Chinka urodziła się w „ciąży”. Podczas badania noworodka lekarze znaleźli w niej pasożytnicze bliźnięta. W jamie dziecka widoczne były nogi, ramiona, kręgosłup, klatka piersiowa i jelita.
Dziecko miało zaledwie trzy tygodnie, kiedy musiało przejść pierwszą w swoim krótkim życiu operację usunięcia pasożytniczych krewnych. Jeden z bliźniaków ważył 14,2 grama, a drugi 9,3 grama. Ponadto każdy z nich miał pępowinę. Operacja zakończyła się sukcesem i po ośmiu dniach dziewczynka została wypisana ze szpitala.
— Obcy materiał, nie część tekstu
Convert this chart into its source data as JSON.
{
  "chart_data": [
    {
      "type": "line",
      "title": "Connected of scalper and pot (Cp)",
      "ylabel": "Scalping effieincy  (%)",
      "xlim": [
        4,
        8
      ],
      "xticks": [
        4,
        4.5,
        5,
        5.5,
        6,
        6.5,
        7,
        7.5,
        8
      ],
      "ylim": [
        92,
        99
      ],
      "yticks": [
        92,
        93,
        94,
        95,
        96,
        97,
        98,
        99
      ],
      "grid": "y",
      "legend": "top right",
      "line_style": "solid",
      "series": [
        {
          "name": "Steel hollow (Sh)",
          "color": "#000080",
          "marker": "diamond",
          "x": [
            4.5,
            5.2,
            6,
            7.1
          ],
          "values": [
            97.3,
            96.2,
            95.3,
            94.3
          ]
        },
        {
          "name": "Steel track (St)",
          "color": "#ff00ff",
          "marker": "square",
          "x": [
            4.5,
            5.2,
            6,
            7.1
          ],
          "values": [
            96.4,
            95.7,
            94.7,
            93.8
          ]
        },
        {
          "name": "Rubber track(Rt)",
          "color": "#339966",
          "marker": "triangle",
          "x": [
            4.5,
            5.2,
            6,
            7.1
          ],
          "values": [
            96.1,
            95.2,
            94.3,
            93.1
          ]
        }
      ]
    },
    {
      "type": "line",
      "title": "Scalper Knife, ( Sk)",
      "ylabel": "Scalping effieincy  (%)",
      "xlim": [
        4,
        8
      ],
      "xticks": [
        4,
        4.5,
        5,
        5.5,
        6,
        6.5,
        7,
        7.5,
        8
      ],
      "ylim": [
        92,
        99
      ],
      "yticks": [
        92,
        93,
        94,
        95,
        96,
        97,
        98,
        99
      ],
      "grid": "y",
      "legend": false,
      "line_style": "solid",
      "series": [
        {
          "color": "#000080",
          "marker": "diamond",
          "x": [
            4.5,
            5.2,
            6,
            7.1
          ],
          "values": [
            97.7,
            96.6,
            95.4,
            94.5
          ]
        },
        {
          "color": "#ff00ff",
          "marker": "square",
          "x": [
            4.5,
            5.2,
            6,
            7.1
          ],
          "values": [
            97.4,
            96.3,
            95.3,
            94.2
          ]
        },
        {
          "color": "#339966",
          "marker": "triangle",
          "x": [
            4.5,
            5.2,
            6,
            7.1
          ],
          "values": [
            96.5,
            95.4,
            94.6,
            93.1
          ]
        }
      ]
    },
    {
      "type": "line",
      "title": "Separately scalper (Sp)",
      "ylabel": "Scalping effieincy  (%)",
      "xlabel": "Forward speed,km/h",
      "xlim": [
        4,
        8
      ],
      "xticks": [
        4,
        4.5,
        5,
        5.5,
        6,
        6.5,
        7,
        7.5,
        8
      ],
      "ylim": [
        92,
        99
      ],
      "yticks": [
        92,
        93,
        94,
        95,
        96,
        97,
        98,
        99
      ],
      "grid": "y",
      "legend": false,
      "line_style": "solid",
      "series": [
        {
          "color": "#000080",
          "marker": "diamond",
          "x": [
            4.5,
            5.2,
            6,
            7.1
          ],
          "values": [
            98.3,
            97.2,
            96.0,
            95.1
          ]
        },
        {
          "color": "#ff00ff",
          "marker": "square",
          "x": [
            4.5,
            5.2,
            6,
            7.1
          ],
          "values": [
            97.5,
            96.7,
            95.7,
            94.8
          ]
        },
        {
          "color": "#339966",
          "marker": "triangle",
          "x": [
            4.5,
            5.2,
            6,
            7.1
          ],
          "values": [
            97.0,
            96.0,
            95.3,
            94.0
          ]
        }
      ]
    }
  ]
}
Jest to niezwykle rzadki przypadek, który wynosi 1 na 500 tys. W historii znanych jest mniej niż 200 takich anomalii rozwojowych.
- Prawie niemożliwe jest wykrycie anomalii podczas badania prenatalnego, ponieważ zarodek wewnątrz dziecka był za mały - zauważyli lekarze.
Jednak przyczyny takich przypadków są nadal nieznane. Jednak jako jedna z opcji - częste aborcje matki, które spowodowały nieprawidłowy rozwój dwóch płodów wewnątrz trzeciego.